This page is meant to be
a collection of miscellaneous scientific information,
mostly concerning physics and mathematics.
Using ESA's XMM-Newton satellite and the Chandra Space Telescope, a Southampton-based team has discovered a black hole in a globular star cluster associated with the elliptical galaxy NGC 4472, some 55 million lightyears away. The find is significant, as the prevailing thought has been that gravitational interaction with stars tends to slingshot black holes out of globular clusters. Still more excitingly, one interpretation of the X-ray data suggests that the mass of the object is a whopping 400 solar masses or more. Some numerical models indeed predict the formation and growth of such "intermediate mass" black holes by successive mergers with stellar mass objects. In the next decade, gravitational waves from neutron stars or small black holes spiraling into an intermediate mass black hole may be detected by Advanced LIGO, as pointed out in gr-qc/0607092.

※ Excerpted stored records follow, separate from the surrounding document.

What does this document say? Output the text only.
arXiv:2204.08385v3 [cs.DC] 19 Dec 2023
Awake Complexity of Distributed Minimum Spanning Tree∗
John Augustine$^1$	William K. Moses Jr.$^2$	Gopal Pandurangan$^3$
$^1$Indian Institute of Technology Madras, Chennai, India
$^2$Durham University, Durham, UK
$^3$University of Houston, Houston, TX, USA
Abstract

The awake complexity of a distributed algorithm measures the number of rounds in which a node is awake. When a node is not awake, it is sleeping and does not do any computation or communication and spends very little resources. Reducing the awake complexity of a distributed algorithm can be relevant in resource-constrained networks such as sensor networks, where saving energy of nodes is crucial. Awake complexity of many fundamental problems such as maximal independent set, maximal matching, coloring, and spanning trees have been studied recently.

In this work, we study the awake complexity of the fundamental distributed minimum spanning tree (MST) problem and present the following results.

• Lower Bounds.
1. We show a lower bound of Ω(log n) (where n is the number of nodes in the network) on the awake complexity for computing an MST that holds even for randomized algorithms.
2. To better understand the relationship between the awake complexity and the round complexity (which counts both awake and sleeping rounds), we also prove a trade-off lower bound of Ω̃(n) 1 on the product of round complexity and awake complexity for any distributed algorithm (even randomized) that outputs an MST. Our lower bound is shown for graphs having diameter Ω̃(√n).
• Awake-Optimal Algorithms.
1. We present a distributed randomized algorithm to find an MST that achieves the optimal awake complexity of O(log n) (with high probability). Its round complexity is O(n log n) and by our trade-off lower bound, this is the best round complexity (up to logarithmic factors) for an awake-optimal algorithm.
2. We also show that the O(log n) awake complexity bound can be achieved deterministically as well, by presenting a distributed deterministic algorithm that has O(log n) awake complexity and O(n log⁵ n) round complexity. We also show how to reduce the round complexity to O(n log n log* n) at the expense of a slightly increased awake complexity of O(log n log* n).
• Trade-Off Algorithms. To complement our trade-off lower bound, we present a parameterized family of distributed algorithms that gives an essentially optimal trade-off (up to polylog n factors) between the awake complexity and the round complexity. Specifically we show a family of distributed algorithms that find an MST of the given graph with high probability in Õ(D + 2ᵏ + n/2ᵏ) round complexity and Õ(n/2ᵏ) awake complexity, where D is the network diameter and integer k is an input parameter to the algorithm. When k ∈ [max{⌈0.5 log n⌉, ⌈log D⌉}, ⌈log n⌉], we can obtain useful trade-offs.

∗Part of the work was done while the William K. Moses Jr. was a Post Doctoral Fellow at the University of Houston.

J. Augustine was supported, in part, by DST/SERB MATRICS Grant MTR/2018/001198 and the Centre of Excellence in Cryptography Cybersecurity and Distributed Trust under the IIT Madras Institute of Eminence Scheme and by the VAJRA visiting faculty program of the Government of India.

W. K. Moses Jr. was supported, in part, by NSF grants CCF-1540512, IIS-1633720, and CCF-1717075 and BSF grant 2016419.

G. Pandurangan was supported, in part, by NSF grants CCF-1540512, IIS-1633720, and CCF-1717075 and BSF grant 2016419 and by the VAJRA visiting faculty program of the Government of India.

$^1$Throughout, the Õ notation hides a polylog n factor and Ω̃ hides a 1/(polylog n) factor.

The Nobel Prize in Physics 2006 went to John C. Mather and George F. Smoot "for their discovery of the blackbody form and anisotropy of the cosmic microwave background radiation". Both were heavily involved in interpreting data from NASA's Cosmic Background Explorer. The anisotropies they found provided us with our first glimpse of density perturbations just a few hundred thousand years after the Big Bang, which would be the seeds of galaxy formation. Later on the Wilkinson Microwave Anisotropy Probe improved upon their measurements, leading to a corroboration of the standard model of cosmology together with an accurate determination of the composition and present age of the Universe.
String theory is finally being critized in a serious way. A recent book by Peter Woit, Not Even Wrong, points out that string theory has failed to produce useful results, and he questions whether it should be allowed to dominate theoretical particle physics to the exclusion of almost any other line of research. A similar book by Lee Smolin is entitled The Trouble with Physics: The Rise of String Theory, the Fall of a Science, and What Comes Next.
In an article in the journal Science, J. Wisdom described a beautiful
relativistic effect dubbed "spacetime swimming". As it turns out, bodies
undergoing cyclic deformations are able to speed up, slow down, or change
their path as they move through curved spacetime. The model body being
considered takes the form of a tripod, the legs of which can open and close
as well as vary their lengths, so that the "swimming" is eerily similar to
the way a squid moves in water. There are some differences though: although
it helps to have large variations in leg length, contrary to what one might
expect it is counter-productive to swing the legs with high frequency.
Swimming enthusiasts (or indeed people accidentally falling off tall
buildings) should not get too excited by all this: the effect is absolutely
tiny due to the prefactor of G/c^2 (of order 10^-28 m/kg) in the expression
for the displacement. See the
paper by Gueron et
al. for a clear and concise technical description.